Since 1776, what is now the United States has had 236 state constitutional conventions and New York nine.
Fourteen states, including New York, have the periodic convention referendum. The last one to pass in the U.S. was in 1984.
My research finds two stages to the recent pro and con lobbying campaigns over convention referendums. The first stage is dominated by “yes” advocates; the second, which only occurs if the referendum polls well, is dominated by “no” advocates.
So far, New York is following this pattern, as it did in 1997, the last time the referendum was on the ballot. Since January 2015, 16 newspaper op-eds have called for a convention, while none has opposed. Governor Cuomo has announced support for a convention, including setting up a $1 million preparatory commission, while no prominent state politician has announced opposition.

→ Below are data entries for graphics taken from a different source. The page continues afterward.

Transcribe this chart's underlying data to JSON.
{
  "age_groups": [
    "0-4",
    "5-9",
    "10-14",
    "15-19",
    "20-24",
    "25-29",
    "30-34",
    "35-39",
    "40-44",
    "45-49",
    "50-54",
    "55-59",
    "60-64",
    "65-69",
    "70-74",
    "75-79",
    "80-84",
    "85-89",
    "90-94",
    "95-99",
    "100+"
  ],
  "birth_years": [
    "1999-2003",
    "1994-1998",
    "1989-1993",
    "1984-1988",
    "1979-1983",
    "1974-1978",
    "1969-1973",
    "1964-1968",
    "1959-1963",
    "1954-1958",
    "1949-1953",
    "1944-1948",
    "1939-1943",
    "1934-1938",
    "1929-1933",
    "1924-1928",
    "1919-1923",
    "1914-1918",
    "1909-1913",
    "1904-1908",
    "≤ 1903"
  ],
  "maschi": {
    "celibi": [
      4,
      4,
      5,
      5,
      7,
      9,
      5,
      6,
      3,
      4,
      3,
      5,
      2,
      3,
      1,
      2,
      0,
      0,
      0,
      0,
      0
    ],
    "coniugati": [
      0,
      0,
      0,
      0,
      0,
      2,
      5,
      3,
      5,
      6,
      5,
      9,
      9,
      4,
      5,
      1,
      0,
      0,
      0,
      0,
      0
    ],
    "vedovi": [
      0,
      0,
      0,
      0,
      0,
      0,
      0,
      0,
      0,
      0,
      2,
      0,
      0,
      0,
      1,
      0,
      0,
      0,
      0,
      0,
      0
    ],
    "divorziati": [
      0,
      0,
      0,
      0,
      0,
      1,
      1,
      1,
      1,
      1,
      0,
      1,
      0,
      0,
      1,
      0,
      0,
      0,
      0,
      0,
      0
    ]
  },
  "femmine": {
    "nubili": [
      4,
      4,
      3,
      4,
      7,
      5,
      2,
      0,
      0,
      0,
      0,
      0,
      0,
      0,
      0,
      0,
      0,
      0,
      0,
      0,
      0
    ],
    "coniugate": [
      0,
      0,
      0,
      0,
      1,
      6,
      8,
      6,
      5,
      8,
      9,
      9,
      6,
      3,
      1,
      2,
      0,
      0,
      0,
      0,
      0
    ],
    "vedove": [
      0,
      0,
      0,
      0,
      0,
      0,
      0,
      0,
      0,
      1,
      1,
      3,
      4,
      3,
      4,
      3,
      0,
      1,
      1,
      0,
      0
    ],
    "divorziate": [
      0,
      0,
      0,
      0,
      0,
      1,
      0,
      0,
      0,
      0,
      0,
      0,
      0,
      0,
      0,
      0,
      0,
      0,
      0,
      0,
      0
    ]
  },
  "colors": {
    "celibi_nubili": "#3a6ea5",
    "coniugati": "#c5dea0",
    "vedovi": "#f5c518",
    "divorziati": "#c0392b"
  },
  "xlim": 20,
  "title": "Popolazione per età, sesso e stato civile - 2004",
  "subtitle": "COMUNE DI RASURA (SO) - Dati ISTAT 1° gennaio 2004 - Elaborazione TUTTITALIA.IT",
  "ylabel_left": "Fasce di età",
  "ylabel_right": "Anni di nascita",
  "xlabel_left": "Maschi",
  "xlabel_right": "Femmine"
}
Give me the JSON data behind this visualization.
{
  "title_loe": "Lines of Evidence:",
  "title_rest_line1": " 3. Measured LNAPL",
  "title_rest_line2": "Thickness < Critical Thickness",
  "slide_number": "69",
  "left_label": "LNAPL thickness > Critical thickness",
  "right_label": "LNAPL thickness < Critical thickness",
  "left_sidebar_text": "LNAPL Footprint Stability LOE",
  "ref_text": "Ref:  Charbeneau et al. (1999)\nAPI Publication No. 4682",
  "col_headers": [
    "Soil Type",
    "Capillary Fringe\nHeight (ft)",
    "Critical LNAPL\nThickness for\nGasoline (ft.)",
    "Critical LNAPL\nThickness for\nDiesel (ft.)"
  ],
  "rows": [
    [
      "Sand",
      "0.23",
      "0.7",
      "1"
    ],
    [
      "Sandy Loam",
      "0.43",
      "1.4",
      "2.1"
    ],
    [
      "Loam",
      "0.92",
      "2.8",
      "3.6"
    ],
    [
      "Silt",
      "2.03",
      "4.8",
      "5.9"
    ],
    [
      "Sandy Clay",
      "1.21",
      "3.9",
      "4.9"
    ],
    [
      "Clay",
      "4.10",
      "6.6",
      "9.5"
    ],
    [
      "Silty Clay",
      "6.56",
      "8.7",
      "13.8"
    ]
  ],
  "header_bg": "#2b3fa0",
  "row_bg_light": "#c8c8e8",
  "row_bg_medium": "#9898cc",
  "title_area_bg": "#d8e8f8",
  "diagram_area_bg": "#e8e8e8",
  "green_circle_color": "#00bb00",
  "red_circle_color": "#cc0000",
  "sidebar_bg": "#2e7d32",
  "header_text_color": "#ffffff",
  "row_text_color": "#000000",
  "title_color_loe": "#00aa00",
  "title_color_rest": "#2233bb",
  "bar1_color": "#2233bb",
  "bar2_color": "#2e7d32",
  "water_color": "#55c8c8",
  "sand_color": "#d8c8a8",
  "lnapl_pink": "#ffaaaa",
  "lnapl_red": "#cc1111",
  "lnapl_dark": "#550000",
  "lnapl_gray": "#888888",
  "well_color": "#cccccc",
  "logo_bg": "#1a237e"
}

Partially due to such one-sided public arguments, calling a convention is way ahead in the polls, leading 69% to 15% according to a Sienna Research Institute poll. Despite this lead, most political experts believe that the convention referendum will lose because waiting in the wings for a last minute PR blitz is a well-organized and deeply-financed opposition, which includes the special interest groups that excel at influencing the Legislature and fear the convention as a populist institution.
Opponents’ campaign arguments directed to the general public will include: A convention will be outrageously costly, thoroughly corrupted by both the Legislature and special interests, wastefully redundant with the Legislature, likely to result in either too little or too much change, and controlled by majorities who will violate minority rights and minorities who will violate majority rights.
These arguments need to be subject to well-informed scrutiny. This can only be accomplished if media, think tank, and other public opinion leaders bring the opposition out of the shadows. Two-sided public debates, including dueling op-eds and interview programs, should begin now.
In a democracy, one reason public campaigns for vital elected offices, such as U.S. President, start many months before election time is that time is needed to have a well-informed debate. Open, sustained conflict also breeds popular interest. If opponents aren’t willing to engage publicly, the public and press will remain uninformed, which allows last minute, sound-bite sized fearmongering to thrive.
Starting a two-sided public debate early also helps compensate for New York’s loophole-ridden campaign finance referendum disclosure laws, which aren’t a match for modern, anti-convention referendum politics, including the complex influence-laundering schemes that accompany them. For example, New York doesn’t require disclosures during the last 19 days before a referendum—just when the attack ads become most intense.
No more fundamental right exists in a democratic system of government than the people’s right to reform their government despite legislative opposition. New York’s upcoming debate over how best to implement that right should be treated as seriously as the U.S. presidential election. The framers of New York’s 1846 Constitution who bequeathed this right to us in the form of the periodic state constitutional convention referendum would have wanted no less.
Instead of a one-sided pro convention “debate” followed by a one-sided last-minute anti-convention “debate,” we need a sustained multi-sided debate commensurate with its importance.
–J.H. Snider, the president of iSolon.org, is editor of The State Constitutional Convention Clearinghouse and The New York State Constitutional Convention Clearinghouse.